My first job out of college was doing the thing I loved – writing for a newspaper. I saw nothing but adventure and success ahead, while my father despaired that his daughter could get a degree, yet choose to take a job paying only $140 per week.

I did what I loved with drive and passion. More money and bigger jobs eventually followed. But the truth is, I don’t feel much richer than those early days when the rent on my studio apartment was $210 per month and the only real responsibility I had was to hit my deadlines.

We get older. Life gets more complicated. Then come kids.

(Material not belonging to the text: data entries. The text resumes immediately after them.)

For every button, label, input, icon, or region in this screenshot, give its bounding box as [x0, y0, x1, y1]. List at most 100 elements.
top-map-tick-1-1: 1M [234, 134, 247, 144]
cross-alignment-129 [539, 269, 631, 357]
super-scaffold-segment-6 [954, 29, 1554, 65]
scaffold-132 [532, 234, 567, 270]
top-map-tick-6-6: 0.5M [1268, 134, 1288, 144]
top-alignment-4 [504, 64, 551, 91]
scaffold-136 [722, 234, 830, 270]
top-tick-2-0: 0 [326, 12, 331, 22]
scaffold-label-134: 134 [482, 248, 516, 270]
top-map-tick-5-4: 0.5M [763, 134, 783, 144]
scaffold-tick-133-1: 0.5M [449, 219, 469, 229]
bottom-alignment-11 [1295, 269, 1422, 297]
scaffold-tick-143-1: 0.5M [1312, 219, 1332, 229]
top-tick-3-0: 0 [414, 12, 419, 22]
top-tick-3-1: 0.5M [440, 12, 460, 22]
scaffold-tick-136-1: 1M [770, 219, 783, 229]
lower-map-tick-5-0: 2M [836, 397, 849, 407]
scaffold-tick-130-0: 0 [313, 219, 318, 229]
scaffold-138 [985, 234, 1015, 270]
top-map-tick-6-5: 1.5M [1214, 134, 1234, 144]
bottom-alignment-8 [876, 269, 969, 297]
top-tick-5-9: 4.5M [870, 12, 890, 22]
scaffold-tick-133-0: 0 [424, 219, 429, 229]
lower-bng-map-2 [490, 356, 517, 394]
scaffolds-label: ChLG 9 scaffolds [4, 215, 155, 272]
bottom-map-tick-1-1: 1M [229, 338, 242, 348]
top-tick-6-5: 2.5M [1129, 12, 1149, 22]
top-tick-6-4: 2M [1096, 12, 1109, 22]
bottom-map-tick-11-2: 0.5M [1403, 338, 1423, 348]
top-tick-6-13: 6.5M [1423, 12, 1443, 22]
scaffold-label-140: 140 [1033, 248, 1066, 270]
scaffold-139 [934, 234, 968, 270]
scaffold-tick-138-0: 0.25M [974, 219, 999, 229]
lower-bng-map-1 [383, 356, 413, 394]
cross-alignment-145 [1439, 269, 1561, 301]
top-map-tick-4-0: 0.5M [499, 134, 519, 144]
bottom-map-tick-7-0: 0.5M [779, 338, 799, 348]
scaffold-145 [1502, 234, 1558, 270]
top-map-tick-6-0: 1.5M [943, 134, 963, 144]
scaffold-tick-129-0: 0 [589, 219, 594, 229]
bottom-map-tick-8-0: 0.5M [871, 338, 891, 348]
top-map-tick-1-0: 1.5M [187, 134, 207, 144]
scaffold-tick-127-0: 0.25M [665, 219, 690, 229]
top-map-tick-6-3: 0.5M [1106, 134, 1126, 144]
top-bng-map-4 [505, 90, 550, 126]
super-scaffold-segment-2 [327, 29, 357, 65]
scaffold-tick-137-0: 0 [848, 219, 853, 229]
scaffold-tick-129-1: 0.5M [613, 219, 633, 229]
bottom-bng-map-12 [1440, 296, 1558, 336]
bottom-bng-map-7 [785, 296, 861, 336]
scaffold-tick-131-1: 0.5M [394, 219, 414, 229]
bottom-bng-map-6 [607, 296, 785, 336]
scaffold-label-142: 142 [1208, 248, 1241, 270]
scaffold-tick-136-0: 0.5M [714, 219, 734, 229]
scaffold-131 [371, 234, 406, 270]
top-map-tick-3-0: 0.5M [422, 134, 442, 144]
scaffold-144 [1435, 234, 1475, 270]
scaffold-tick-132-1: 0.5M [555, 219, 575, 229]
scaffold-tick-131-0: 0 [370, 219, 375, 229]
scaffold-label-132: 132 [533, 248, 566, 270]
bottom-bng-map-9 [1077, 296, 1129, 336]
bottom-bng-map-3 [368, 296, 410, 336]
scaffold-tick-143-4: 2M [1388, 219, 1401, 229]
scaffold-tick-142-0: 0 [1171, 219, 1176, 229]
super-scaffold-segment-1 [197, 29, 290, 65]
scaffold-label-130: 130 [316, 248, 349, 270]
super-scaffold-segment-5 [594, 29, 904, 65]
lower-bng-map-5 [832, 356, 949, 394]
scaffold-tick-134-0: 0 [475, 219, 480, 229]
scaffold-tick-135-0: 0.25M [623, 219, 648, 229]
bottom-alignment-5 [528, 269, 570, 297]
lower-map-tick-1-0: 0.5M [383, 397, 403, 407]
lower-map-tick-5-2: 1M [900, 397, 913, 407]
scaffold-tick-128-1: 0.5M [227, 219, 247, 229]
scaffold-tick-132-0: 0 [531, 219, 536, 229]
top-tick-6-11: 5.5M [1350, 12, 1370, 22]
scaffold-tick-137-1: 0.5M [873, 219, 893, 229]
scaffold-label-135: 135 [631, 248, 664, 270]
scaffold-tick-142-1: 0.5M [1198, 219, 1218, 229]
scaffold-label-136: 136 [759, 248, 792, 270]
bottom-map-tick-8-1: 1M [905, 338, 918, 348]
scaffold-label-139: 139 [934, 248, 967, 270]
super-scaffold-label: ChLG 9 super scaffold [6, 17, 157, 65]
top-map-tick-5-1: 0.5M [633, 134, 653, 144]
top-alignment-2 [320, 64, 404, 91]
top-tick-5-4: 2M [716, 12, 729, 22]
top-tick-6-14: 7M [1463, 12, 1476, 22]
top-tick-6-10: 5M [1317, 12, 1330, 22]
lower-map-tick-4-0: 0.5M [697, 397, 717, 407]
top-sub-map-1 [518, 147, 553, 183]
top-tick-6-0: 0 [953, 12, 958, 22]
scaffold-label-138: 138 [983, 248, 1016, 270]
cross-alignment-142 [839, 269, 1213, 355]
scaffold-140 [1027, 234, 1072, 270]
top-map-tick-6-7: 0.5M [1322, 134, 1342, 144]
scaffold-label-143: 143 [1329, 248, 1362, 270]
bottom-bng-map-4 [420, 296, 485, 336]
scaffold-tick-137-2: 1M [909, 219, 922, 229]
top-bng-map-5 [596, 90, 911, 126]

It’s a cliché that having a baby changes everything. My responsible -- although somewhat cavalier -- attitude toward money shifted dramatically when my daughter was born. I’d always had a comfortable relationship with credit – from mortgages to credit cards to personal loans. I took it all on, paid it back on time and never worried that I might get caught short one day. And I was really lucky, because I didn’t.

The first thing I did when I got pregnant was stop using a credit card to subsidize my lifestyle. The Second thing was get life insurance policies for my husband and me.

My focus changed from here and now indulgences (dinners out, travel, hardcover books) to future demands (diapers, braces, college). Then all the ‘what ifs’ – What if I lose my job? What if I have to pay for health insurance? What if I die?

I finally came to understand and appreciate what I’d privately mocked as my father’s extreme aversion to risk. Heck, he’d had me at age 21 and my sister a few years later. We never wanted for anything. I’d lived a full lifetime before my daughter came along.

Despite our different approaches to life, my father instilled in me a respect for hard work and self-reliance and knowing the bottom line. To me, money always meant freedom and adventure. To him, it meant security. Over time, I’ll use this space to explore the ways family values influence financial behavior, and I encourage you to share your stories, too.